[Protein research series]-13丨 ELISA true and false
ELISA is widely used in agriculture, aquaculture, food safety, clinical diagnosis and other fields. It is a detection method with high sensitivity, specificity and easy operation. In practical applications, all aspects of ELISA operations have an impact on the results, such as the use of pipettes, sample storage, sample loading, hemolysis, reagent temperature, and protection from light. In addition, some non-subjective factors can also cause large deviations from the results.

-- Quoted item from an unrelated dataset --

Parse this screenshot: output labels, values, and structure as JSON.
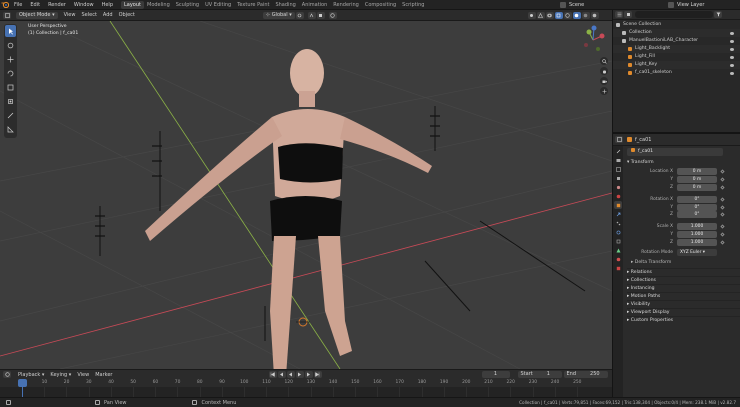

The false negative and false positive results in the ELISA experiment, let the experimental monarchs are big, right? Want to cry without tears? Today, Xiaobian and everyone share the reasons and solutions for false negatives and false positives.
False negative
1 specimens with anticoagulation treatment such as heparin or EDTA, easy to cause false negative HBsAg test results. Heparin anticoagulated plasma increases the OD value, which may have a strong negative charge with high concentrations of heparin, which is related to the difficulty in eluting the enzyme label. EDTA, an enzyme inhibitor such as NaN 3 , inhibits horseradish peroxidase activity in the ELISA system, causing false negatives.
heparin
2 When the antigen is determined by the double antibody sandwich method, if the concentration of the analyte is too high, the detection result may be negative due to the hook effect. To avoid this, you can either dilute the sample or directly switch to the two-antibody sandwich two-step method.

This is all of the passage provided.